Should agencies increase salaries?

Is it time to finally stop talking about the recession? People working in the creative sector have suffered years of pay freezes, increased workloads and low confidence about job prospects.

The feeling is that the outlook for 2014 may be brighter.

The latest IPA Bellwether Report showed the fifth successive quarter of growth, with a net balance of 11 per cent of companies increasing their advertising budgets during the last three months of 2013. This suggests businesses’ concerns about the economy are starting to subside. The recruitment company Reed believes this renewed confidence may shift power back to employees, as greater job security and opportunities encourage workers to consider their next career move.

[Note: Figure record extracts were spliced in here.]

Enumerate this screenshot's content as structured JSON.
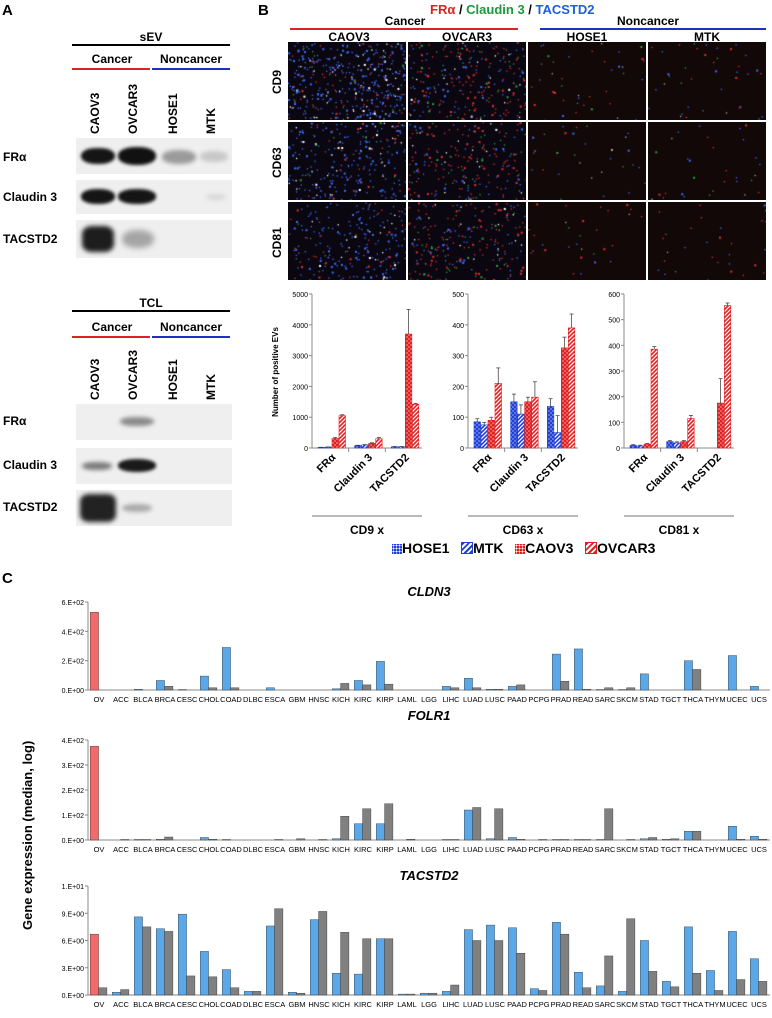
{
  "panelA": {
    "letter": "A",
    "sev": {
      "title": "sEV",
      "cancer": "Cancer",
      "noncancer": "Noncancer",
      "lanes": [
        "CAOV3",
        "OVCAR3",
        "HOSE1",
        "MTK"
      ],
      "rows": [
        "FRα",
        "Claudin 3",
        "TACSTD2"
      ]
    },
    "tcl": {
      "title": "TCL",
      "cancer": "Cancer",
      "noncancer": "Noncancer",
      "lanes": [
        "CAOV3",
        "OVCAR3",
        "HOSE1",
        "MTK"
      ],
      "rows": [
        "FRα",
        "Claudin 3",
        "TACSTD2"
      ]
    }
  },
  "panelB": {
    "letter": "B",
    "title_parts": [
      {
        "text": "FRα",
        "color": "#e02020"
      },
      {
        "text": " / ",
        "color": "#000000"
      },
      {
        "text": "Claudin 3",
        "color": "#1a9a3a"
      },
      {
        "text": " / ",
        "color": "#000000"
      },
      {
        "text": "TACSTD2",
        "color": "#1f5fd6"
      }
    ],
    "cancer": "Cancer",
    "noncancer": "Noncancer",
    "columns": [
      "CAOV3",
      "OVCAR3",
      "HOSE1",
      "MTK"
    ],
    "rows": [
      "CD9",
      "CD63",
      "CD81"
    ],
    "ylabel": "Number of positive EVs",
    "legend": [
      {
        "name": "HOSE1",
        "color": "#1f3fd6",
        "pattern": "dots"
      },
      {
        "name": "MTK",
        "color": "#1f3fd6",
        "pattern": "hatch"
      },
      {
        "name": "CAOV3",
        "color": "#e02020",
        "pattern": "dots"
      },
      {
        "name": "OVCAR3",
        "color": "#e02020",
        "pattern": "hatch"
      }
    ]
  },
  "chart_data": [
    {
      "type": "bar",
      "title": "CD9 x",
      "categories": [
        "FRα",
        "Claudin 3",
        "TACSTD2"
      ],
      "ylim": [
        0,
        5000
      ],
      "yticks": [
        0,
        1000,
        2000,
        3000,
        4000,
        5000
      ],
      "series": [
        {
          "name": "HOSE1",
          "values": [
            20,
            80,
            40
          ],
          "err": [
            5,
            10,
            8
          ]
        },
        {
          "name": "MTK",
          "values": [
            30,
            100,
            40
          ],
          "err": [
            5,
            10,
            8
          ]
        },
        {
          "name": "CAOV3",
          "values": [
            310,
            150,
            3700
          ],
          "err": [
            30,
            20,
            800
          ]
        },
        {
          "name": "OVCAR3",
          "values": [
            1050,
            300,
            1420
          ],
          "err": [
            30,
            40,
            30
          ]
        }
      ]
    },
    {
      "type": "bar",
      "title": "CD63 x",
      "categories": [
        "FRα",
        "Claudin 3",
        "TACSTD2"
      ],
      "ylim": [
        0,
        500
      ],
      "yticks": [
        0,
        100,
        200,
        300,
        400,
        500
      ],
      "series": [
        {
          "name": "HOSE1",
          "values": [
            85,
            150,
            135
          ],
          "err": [
            10,
            25,
            25
          ]
        },
        {
          "name": "MTK",
          "values": [
            75,
            110,
            50
          ],
          "err": [
            8,
            30,
            55
          ]
        },
        {
          "name": "CAOV3",
          "values": [
            90,
            150,
            325
          ],
          "err": [
            10,
            15,
            35
          ]
        },
        {
          "name": "OVCAR3",
          "values": [
            210,
            165,
            390
          ],
          "err": [
            50,
            50,
            45
          ]
        }
      ]
    },
    {
      "type": "bar",
      "title": "CD81 x",
      "categories": [
        "FRα",
        "Claudin 3",
        "TACSTD2"
      ],
      "ylim": [
        0,
        600
      ],
      "yticks": [
        0,
        100,
        200,
        300,
        400,
        500,
        600
      ],
      "series": [
        {
          "name": "HOSE1",
          "values": [
            10,
            25,
            0
          ],
          "err": [
            3,
            4,
            0
          ]
        },
        {
          "name": "MTK",
          "values": [
            8,
            20,
            0
          ],
          "err": [
            3,
            4,
            0
          ]
        },
        {
          "name": "CAOV3",
          "values": [
            15,
            25,
            175
          ],
          "err": [
            3,
            4,
            95
          ]
        },
        {
          "name": "OVCAR3",
          "values": [
            385,
            115,
            555
          ],
          "err": [
            10,
            12,
            10
          ]
        }
      ]
    },
    {
      "type": "bar",
      "title": "CLDN3",
      "categories": [
        "OV",
        "ACC",
        "BLCA",
        "BRCA",
        "CESC",
        "CHOL",
        "COAD",
        "DLBC",
        "ESCA",
        "GBM",
        "HNSC",
        "KICH",
        "KIRC",
        "KIRP",
        "LAML",
        "LGG",
        "LIHC",
        "LUAD",
        "LUSC",
        "PAAD",
        "PCPG",
        "PRAD",
        "READ",
        "SARC",
        "SKCM",
        "STAD",
        "TGCT",
        "THCA",
        "THYM",
        "UCEC",
        "UCS"
      ],
      "yticks": [
        "0.E+00",
        "2.E+02",
        "4.E+02",
        "6.E+02"
      ],
      "ylim": [
        0,
        600
      ],
      "series": [
        {
          "name": "tumor",
          "values": [
            530,
            0,
            5,
            65,
            3,
            95,
            290,
            0,
            15,
            0,
            0,
            8,
            65,
            195,
            0,
            0,
            25,
            80,
            5,
            25,
            0,
            245,
            280,
            3,
            3,
            110,
            0,
            200,
            0,
            235,
            25
          ]
        },
        {
          "name": "normal",
          "values": [
            0,
            0,
            0,
            25,
            0,
            15,
            15,
            0,
            0,
            0,
            0,
            45,
            35,
            40,
            0,
            0,
            15,
            15,
            5,
            35,
            0,
            60,
            5,
            15,
            15,
            0,
            0,
            140,
            0,
            0,
            0
          ]
        }
      ]
    },
    {
      "type": "bar",
      "title": "FOLR1",
      "categories": [
        "OV",
        "ACC",
        "BLCA",
        "BRCA",
        "CESC",
        "CHOL",
        "COAD",
        "DLBC",
        "ESCA",
        "GBM",
        "HNSC",
        "KICH",
        "KIRC",
        "KIRP",
        "LAML",
        "LGG",
        "LIHC",
        "LUAD",
        "LUSC",
        "PAAD",
        "PCPG",
        "PRAD",
        "READ",
        "SARC",
        "SKCM",
        "STAD",
        "TGCT",
        "THCA",
        "THYM",
        "UCEC",
        "UCS"
      ],
      "yticks": [
        "0.E+00",
        "1.E+02",
        "2.E+02",
        "3.E+02",
        "4.E+02"
      ],
      "ylim": [
        0,
        400
      ],
      "series": [
        {
          "name": "tumor",
          "values": [
            375,
            0,
            2,
            3,
            0,
            10,
            2,
            0,
            0,
            0,
            0,
            5,
            65,
            65,
            0,
            0,
            2,
            120,
            5,
            10,
            0,
            2,
            2,
            2,
            0,
            5,
            3,
            35,
            0,
            55,
            15
          ]
        },
        {
          "name": "normal",
          "values": [
            0,
            2,
            2,
            12,
            0,
            3,
            0,
            0,
            2,
            5,
            2,
            95,
            125,
            145,
            3,
            0,
            2,
            130,
            125,
            3,
            2,
            2,
            2,
            125,
            2,
            10,
            5,
            35,
            0,
            3,
            3
          ]
        }
      ]
    },
    {
      "type": "bar",
      "title": "TACSTD2",
      "categories": [
        "OV",
        "ACC",
        "BLCA",
        "BRCA",
        "CESC",
        "CHOL",
        "COAD",
        "DLBC",
        "ESCA",
        "GBM",
        "HNSC",
        "KICH",
        "KIRC",
        "KIRP",
        "LAML",
        "LGG",
        "LIHC",
        "LUAD",
        "LUSC",
        "PAAD",
        "PCPG",
        "PRAD",
        "READ",
        "SARC",
        "SKCM",
        "STAD",
        "TGCT",
        "THCA",
        "THYM",
        "UCEC",
        "UCS"
      ],
      "yticks": [
        "0.E+00",
        "3.E+00",
        "6.E+00",
        "9.E+00",
        "1.E+01"
      ],
      "ylim": [
        0,
        12
      ],
      "series": [
        {
          "name": "tumor",
          "values": [
            6.7,
            0.3,
            8.6,
            7.3,
            8.9,
            4.8,
            2.8,
            0.4,
            7.6,
            0.3,
            8.3,
            2.4,
            2.3,
            6.2,
            0.1,
            0.2,
            0.4,
            7.2,
            7.7,
            7.4,
            0.7,
            8.0,
            2.5,
            1.0,
            0.4,
            6.0,
            1.5,
            7.5,
            2.7,
            7.0,
            4.0
          ]
        },
        {
          "name": "normal",
          "values": [
            0.8,
            0.6,
            7.5,
            7.0,
            2.1,
            2.0,
            0.8,
            0.4,
            9.5,
            0.2,
            9.2,
            6.9,
            6.2,
            6.2,
            0.1,
            0.2,
            1.1,
            6.0,
            6.0,
            4.6,
            0.5,
            6.7,
            0.8,
            4.3,
            8.4,
            2.6,
            0.9,
            2.4,
            0.5,
            1.7,
            1.5
          ]
        }
      ]
    }
  ],
  "panelC": {
    "letter": "C",
    "ylabel": "Gene expression (median, log)",
    "ov_color": "#f26a6a",
    "tumor_color": "#5aa8e8",
    "normal_color": "#808080"
  }
}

In a poll of 2,500 employers and employees, Reed found that 89 per cent of marketers and creatives felt secure in their roles and that 42 per cent of employers are worried about losing talented individuals. It also discovered that two-thirds of employees in the marketing and creative sectors have not received a pay rise in the past 12 months. So, should agencies look to retain staff by offering higher pay this year?

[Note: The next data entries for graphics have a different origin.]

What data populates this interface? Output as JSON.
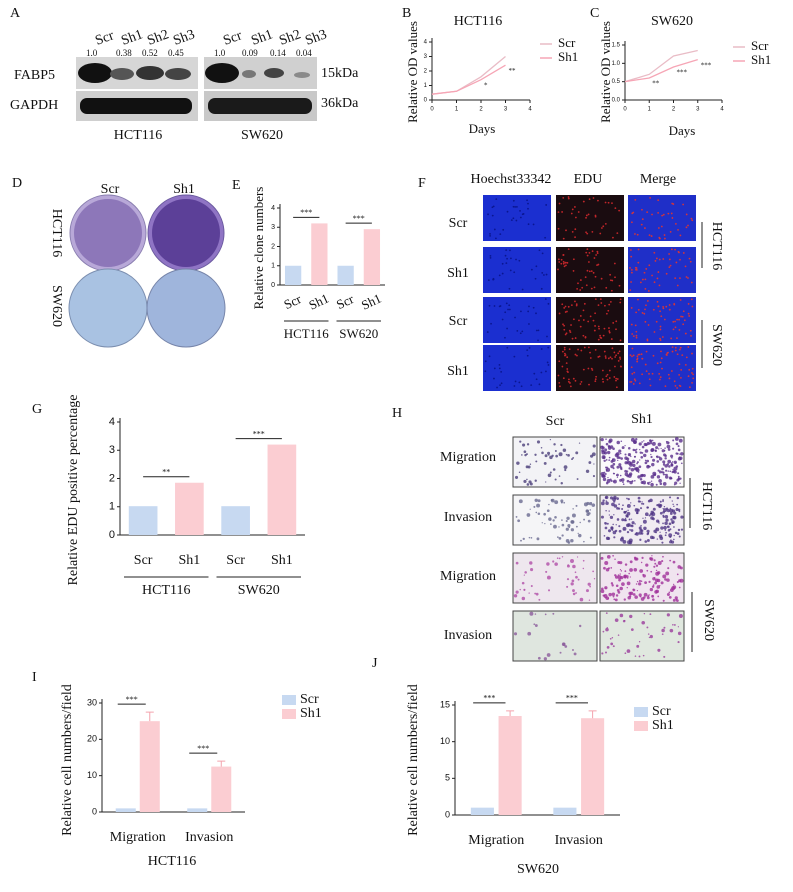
{
  "panels": [
    "A",
    "B",
    "C",
    "D",
    "E",
    "F",
    "G",
    "H",
    "I",
    "J"
  ],
  "blot": {
    "lanes_left": [
      "Scr",
      "Sh1",
      "Sh2",
      "Sh3"
    ],
    "ratios_left": [
      "1.0",
      "0.38",
      "0.52",
      "0.45"
    ],
    "lanes_right": [
      "Scr",
      "Sh1",
      "Sh2",
      "Sh3"
    ],
    "ratios_right": [
      "1.0",
      "0.09",
      "0.14",
      "0.04"
    ],
    "proteins": [
      "FABP5",
      "GAPDH"
    ],
    "sizes": [
      "15kDa",
      "36kDa"
    ],
    "cells": [
      "HCT116",
      "SW620"
    ]
  },
  "colony": {
    "columns": [
      "Scr",
      "Sh1"
    ],
    "rows": [
      "HCT116",
      "SW620"
    ]
  },
  "edu": {
    "columns": [
      "Hoechst33342",
      "EDU",
      "Merge"
    ],
    "rows": [
      "Scr",
      "Sh1",
      "Scr",
      "Sh1"
    ],
    "groups": [
      "HCT116",
      "SW620"
    ]
  },
  "transwell": {
    "columns": [
      "Scr",
      "Sh1"
    ],
    "rows": [
      "Migration",
      "Invasion",
      "Migration",
      "Invasion"
    ],
    "groups": [
      "HCT116",
      "SW620"
    ]
  },
  "chart_data": [
    {
      "type": "line",
      "title": "HCT116",
      "x_label": "Days",
      "y_label": "Relative OD values",
      "x": [
        0,
        1,
        2,
        3
      ],
      "xlim": [
        0,
        4
      ],
      "xticks": [
        0,
        1,
        2,
        3,
        4
      ],
      "ylim": [
        0,
        4
      ],
      "yticks": [
        0,
        1,
        2,
        3,
        4
      ],
      "series": [
        {
          "name": "Scr",
          "color": "#e9bcc6",
          "values": [
            0.4,
            0.6,
            1.6,
            3.0
          ]
        },
        {
          "name": "Sh1",
          "color": "#f6a5b5",
          "values": [
            0.4,
            0.6,
            1.4,
            2.4
          ]
        }
      ],
      "annotations": [
        "*",
        "**"
      ]
    },
    {
      "type": "line",
      "title": "SW620",
      "x_label": "Days",
      "y_label": "Relative OD values",
      "x": [
        0,
        1,
        2,
        3
      ],
      "xlim": [
        0,
        4
      ],
      "xticks": [
        0,
        1,
        2,
        3,
        4
      ],
      "ylim": [
        0,
        1.5
      ],
      "yticks": [
        {
          "value": 0,
          "label": "0.0"
        },
        0.5,
        {
          "value": 1,
          "label": "1.0"
        },
        1.5
      ],
      "series": [
        {
          "name": "Scr",
          "color": "#e9bcc6",
          "values": [
            0.5,
            0.7,
            1.2,
            1.35
          ]
        },
        {
          "name": "Sh1",
          "color": "#f6a5b5",
          "values": [
            0.5,
            0.6,
            0.9,
            1.1
          ]
        }
      ],
      "annotations": [
        "**",
        "***",
        "***"
      ]
    },
    {
      "type": "bar",
      "y_label": "Relative clone numbers",
      "categories": [
        "Scr",
        "Sh1",
        "Scr",
        "Sh1"
      ],
      "groups": [
        "HCT116",
        "SW620"
      ],
      "values": [
        1,
        3.2,
        1,
        2.9
      ],
      "colors": [
        "#c7d9f1",
        "#fbcdd2",
        "#c7d9f1",
        "#fbcdd2"
      ],
      "ylim": [
        0,
        4
      ],
      "yticks": [
        0,
        1,
        2,
        3,
        4
      ],
      "annotations": [
        "***",
        "***"
      ]
    },
    {
      "type": "bar",
      "y_label": "Relative EDU positive percentage",
      "categories": [
        "Scr",
        "Sh1",
        "Scr",
        "Sh1"
      ],
      "groups": [
        "HCT116",
        "SW620"
      ],
      "values": [
        1.02,
        1.85,
        1.02,
        3.2
      ],
      "colors": [
        "#c7d9f1",
        "#fbcdd2",
        "#c7d9f1",
        "#fbcdd2"
      ],
      "ylim": [
        0,
        4
      ],
      "yticks": [
        0,
        1,
        2,
        3,
        4
      ],
      "annotations": [
        "**",
        "***"
      ]
    },
    {
      "type": "groupedbar",
      "y_label": "Relative cell numbers/field",
      "x_label": "HCT116",
      "categories": [
        "Migration",
        "Invasion"
      ],
      "ylim": [
        0,
        30
      ],
      "yticks": [
        0,
        10,
        20,
        30
      ],
      "series": [
        {
          "name": "Scr",
          "color": "#c7d9f1",
          "values": [
            1,
            1
          ]
        },
        {
          "name": "Sh1",
          "color": "#fbcdd2",
          "values": [
            25,
            12.5
          ],
          "errors": [
            2.5,
            1.5
          ]
        }
      ],
      "annotations": [
        "***",
        "***"
      ]
    },
    {
      "type": "groupedbar",
      "y_label": "Relative cell numbers/field",
      "x_label": "SW620",
      "categories": [
        "Migration",
        "Invasion"
      ],
      "ylim": [
        0,
        15
      ],
      "yticks": [
        0,
        5,
        10,
        15
      ],
      "series": [
        {
          "name": "Scr",
          "color": "#c7d9f1",
          "values": [
            1,
            1
          ]
        },
        {
          "name": "Sh1",
          "color": "#fbcdd2",
          "values": [
            13.5,
            13.2
          ],
          "errors": [
            0.7,
            1.0
          ]
        }
      ],
      "annotations": [
        "***",
        "***"
      ]
    }
  ]
}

Tell us what you think in our poll below: do you expect a salary rise this year?

Agency head

Kate Waters, partner, Now

"My rule of thumb is to apply a simple principle to pay-related questions: that people should get fairly rewarded for the job they do. So, as employers, I think that means we should do what we can to look after our people and help them keep up with the cost of living – after all, no-one wants to work for an employer that inadvertently makes you poorer. But, the other implication is that any further rise should be based on merit. That way, people know when they are valued and are doing well, they can be confident that they are being paid at a rate the market thinks is fair, and the stars who add real value to a business will be less likely to feel the urge to explore pastures new."

Creative head

Peter Souter, chairman and chief creative officer, TBWA

"What we do for a living is pretty special. How many other people get paid for coming up with cool and crazy and sticky ideas? What other industry can see you in New York one day and Shanghai the next? These may well be cast off as aspirational and some do go a whole career without experiencing them, but they are a juicy carrot. We just need to make sure that our staff know that this stuff can happen to them. Of course, we know that money really does matter and incentives can only go so far. Meritocratic pay rises should happen, but we must never forget the power of opportunities – they’re cheaper than a wage increase but can be worth so much more."

Agency head

Jonathan Trimble, chief executive, 18 Feet & Rising

"The big challenge every agency will face is getting hold of the best talent as the economic recovery kicks in. The expected revenue per head has crept up to £120,000 from £100,000, while staff costs have declined from 60 per cent to 50 per cent. You can’t keep squeezing that. It is important to reward staff for good work, but money is not the way to motivate them. People tend to ask for more money if they are feeling unfulfilled. Everyone should have a tailored development plan to help them reach their potential. Agencies also need to prune the people who have got stuck. Agencies often overpay people who should move on."

Recruitment specialist

Simon Shroot, managing director, Sylex

"Yes, agencies should increase pay levels. Overall, basic salaries in the media sector are the same as they were 15 years ago. The power is definitely in the hands of employees. There are more jobs, higher levels
of confidence and a smaller talent pool. During the recession, the industry hired fewer graduates. Those who were hired now have experience and take their pick of the best jobs. Agencies should have open conversations with their employees and make sure their pay is in line with the market. Salary isn’t everything, but it is one of people’s priorities at the moment as the cost of living increases."